The Origins Behind Humpty Dumpty Aren't What You'd Expect

Hey kids, you want to chant a little nursery rhyme together? It's about this egg man who sits on a stone wall and falls down and breaks into pieces. Does he die? No clue. Was he ever alive? No clue. Did his yolk burst out and blub itself into the soil along with his organs and blood? No clue. But some soldiers try to reassemble the shattered egg man and can't. The end. Yay! Now let's sing about an old guy who bumps his head while snoring and dies of an aneurysm or something.

Seriously, has anyone ever listened to the words of certain children's rhymes or songs? "London Bridge is Falling Down" is either about a Viking assault or a medieval torture room. "Ring Around the Rosie" might be about an outbreak of plague, while some suggest "Mary, Mary Quite Contrary" is about torturing Protestants. "Humpty Dumpty" might not be as dark as these or come with a cute melody, but its true meaning is definitely nothing you'd expect.

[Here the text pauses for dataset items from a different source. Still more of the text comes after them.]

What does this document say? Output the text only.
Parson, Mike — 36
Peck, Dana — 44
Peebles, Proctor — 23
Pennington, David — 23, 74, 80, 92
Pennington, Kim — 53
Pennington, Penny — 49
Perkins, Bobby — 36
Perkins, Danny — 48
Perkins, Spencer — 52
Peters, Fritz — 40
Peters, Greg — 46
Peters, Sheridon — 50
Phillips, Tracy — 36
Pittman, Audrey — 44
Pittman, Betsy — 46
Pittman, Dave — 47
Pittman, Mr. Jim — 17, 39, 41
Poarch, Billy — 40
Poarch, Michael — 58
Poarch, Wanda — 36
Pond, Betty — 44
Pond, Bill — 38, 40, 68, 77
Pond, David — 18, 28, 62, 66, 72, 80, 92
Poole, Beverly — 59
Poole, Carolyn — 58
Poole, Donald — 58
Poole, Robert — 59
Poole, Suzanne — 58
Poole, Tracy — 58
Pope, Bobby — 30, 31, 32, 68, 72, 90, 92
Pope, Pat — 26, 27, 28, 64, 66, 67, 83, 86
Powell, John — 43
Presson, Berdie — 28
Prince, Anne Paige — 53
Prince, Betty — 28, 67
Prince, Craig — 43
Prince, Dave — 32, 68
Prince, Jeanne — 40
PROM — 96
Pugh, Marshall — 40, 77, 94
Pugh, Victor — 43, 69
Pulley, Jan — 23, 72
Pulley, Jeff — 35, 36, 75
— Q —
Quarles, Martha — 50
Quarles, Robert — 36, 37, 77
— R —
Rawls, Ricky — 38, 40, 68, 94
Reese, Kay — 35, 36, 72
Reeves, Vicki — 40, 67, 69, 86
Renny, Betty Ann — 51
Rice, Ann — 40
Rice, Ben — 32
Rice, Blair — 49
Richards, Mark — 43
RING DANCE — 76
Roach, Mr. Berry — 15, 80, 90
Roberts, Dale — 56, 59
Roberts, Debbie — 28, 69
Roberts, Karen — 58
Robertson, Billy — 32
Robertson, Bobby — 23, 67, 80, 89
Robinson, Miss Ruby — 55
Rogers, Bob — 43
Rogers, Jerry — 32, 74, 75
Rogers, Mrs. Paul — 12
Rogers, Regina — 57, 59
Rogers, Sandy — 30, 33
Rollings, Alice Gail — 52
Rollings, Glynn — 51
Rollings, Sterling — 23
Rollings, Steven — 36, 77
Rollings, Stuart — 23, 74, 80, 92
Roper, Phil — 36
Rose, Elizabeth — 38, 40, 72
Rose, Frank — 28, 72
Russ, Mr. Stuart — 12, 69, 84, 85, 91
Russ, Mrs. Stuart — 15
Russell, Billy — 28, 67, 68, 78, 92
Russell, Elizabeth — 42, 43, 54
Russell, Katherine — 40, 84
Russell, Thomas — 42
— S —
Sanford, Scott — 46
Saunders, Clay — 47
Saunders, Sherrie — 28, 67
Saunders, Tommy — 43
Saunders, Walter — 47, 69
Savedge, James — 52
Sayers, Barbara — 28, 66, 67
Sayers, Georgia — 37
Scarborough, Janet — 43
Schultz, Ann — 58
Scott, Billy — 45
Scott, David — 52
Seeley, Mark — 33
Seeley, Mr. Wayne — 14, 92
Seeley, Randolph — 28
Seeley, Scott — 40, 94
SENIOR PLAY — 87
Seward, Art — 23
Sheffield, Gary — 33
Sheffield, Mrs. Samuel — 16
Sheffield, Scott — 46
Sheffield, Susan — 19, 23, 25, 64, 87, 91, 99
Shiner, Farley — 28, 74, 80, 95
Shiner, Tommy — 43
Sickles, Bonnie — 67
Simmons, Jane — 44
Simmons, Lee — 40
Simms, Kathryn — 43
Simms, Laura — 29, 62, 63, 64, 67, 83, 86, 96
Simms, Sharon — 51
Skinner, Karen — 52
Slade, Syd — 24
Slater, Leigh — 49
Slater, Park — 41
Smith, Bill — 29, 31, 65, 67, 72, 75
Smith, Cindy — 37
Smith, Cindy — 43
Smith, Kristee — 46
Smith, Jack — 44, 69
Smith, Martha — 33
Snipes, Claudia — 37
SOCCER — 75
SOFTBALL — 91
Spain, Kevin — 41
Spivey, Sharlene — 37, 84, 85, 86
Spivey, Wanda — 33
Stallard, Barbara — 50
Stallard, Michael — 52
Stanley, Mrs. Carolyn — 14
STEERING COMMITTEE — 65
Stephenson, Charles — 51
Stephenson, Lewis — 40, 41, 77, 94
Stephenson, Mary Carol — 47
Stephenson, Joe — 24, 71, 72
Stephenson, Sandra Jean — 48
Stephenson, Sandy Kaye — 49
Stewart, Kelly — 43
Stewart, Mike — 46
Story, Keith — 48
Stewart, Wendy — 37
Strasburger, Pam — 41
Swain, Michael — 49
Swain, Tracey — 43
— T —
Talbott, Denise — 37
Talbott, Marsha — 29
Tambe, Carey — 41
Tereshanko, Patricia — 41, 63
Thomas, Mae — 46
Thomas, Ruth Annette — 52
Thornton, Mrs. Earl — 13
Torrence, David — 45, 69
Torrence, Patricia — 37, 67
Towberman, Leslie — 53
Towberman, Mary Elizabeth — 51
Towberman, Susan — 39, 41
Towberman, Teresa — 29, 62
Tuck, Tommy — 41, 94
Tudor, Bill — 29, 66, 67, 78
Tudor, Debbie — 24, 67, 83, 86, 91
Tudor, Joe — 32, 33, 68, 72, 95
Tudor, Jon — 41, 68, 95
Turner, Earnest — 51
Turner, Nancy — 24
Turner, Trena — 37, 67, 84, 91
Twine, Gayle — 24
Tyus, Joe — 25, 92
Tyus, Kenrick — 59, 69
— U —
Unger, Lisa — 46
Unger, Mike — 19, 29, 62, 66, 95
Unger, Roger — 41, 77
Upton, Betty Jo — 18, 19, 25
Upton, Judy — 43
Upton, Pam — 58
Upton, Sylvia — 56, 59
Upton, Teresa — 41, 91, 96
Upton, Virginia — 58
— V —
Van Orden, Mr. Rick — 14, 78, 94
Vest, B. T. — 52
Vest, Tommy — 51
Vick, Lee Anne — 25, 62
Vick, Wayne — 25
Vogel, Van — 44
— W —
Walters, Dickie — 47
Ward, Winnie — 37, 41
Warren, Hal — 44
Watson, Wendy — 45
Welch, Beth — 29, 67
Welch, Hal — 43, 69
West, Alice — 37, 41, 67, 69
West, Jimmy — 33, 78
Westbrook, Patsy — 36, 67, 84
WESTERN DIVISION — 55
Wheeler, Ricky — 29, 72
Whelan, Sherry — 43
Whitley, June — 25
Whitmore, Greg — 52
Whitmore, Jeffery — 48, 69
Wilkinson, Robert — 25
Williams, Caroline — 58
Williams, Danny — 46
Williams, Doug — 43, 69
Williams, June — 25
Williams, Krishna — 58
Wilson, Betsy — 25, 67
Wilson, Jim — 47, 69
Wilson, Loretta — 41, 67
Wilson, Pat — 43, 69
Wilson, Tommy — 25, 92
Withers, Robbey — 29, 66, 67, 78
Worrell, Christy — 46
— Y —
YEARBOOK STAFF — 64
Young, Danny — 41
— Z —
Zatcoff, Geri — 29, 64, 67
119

As The Vintage News says, many take "Humpty Dumpty" as a description of King Richard III (1483 to 1485 C.E.), a short-lived, often-derided English monarch immortalized by Shakespeare as a hunchbacked, vile villain in his play "Richard III" (1592/3). This is only one interpretation, however, and no one really knows for sure what Humpty Dumpty means.

The broken tyrant king

Just in case folks need a reminder, here's Humpty Dumpty's four lines from Poetry Foundation: "Humpty Dumpty sat on a wall / Humpty Dumpty had a great fall / All the king's horses and all the king's men / Couldn't put Humpty together again." That version comes from 1902's "Denslow's Mother Goose," complete with a memorable picture of an egg man on a wall. The original had a different third line, per Vintage News: "Four-score men and four-score more." That original version first appeared in print in 1797's "Juvenile Amusement" songbook by Samuel Arnold.  

Vintage News follows the reasoning if we take Humpty Dumpty to be King Richard III. Back in 1485, Richard III was killed in combat at the Battle of Bosworth, which ended England's 30-year-long War of the Roses between competing families seeking the English throne. Richard fell off his horse, broken-bodied, and couldn't be put back together again — simple as that. One hundred years later, Shakespeare ripped him a poetic new one in "Richard III" and excoriated him as a power-grubbing lunatic and child-and-wife killing tyrant. Two hundred years after that we get Humpty Dumpty.

In the centuries since, Richard has continued to come up in cultural and academic circles, often painted as an underdog unfairly bullied by the bard, as stories on NPR and History Skills depict. At minimum, he's a prominent enough fit when wondering about any secret Humpty Dumpty messaging.  

Digging into alternatives

Before we get into alternative, non-monarchical interpretations, the reader should bear in mind: Sometimes writers just like how things sound. Samuel Arnold might have just rolled with a weird image and word rhythm that wormed its way into his brain. If so, then the joke's on us for applying logical rigor to a babyishly simple quatrain and insisting on some grand, deeper meaning connected to narratives of ancient kings. Or narratives of buffoons, alcohol, or cannons.

In 1785's "Classical Dictionary of the Vulgar Tongue," Humpty Dumpty is English slang for "a short clumsey person of either sex, also ale boiled with brandy." Twelve years later Samuel Arnold released 1797's "Juvenile Amusement." Coincidence? Well, about 80 years after that in 1871 the brilliantly imaginative Lewis Carrol interpreted Humpty Dumpty as a literal walking-talking egg man in "Through the Looking Glass" — Alice and Humpty are even on the book's cover. And as mentioned, the poem's "four-score men and four-score more" line wasn't swapped out for "all the king's horses and all the king's men" until 30 years later in 1902. Did anyone connect Humpty to Richard III before then? Who knows.

And finally, Ripley's talks about how Humpty might even be a cannon stationed along the wall of the English parliament during the English Civil Wars (1642 to 1651). And because why not, American Songwriter also mentions that Humpty might be one of two animals for some reason: a cardinal or a tortoise.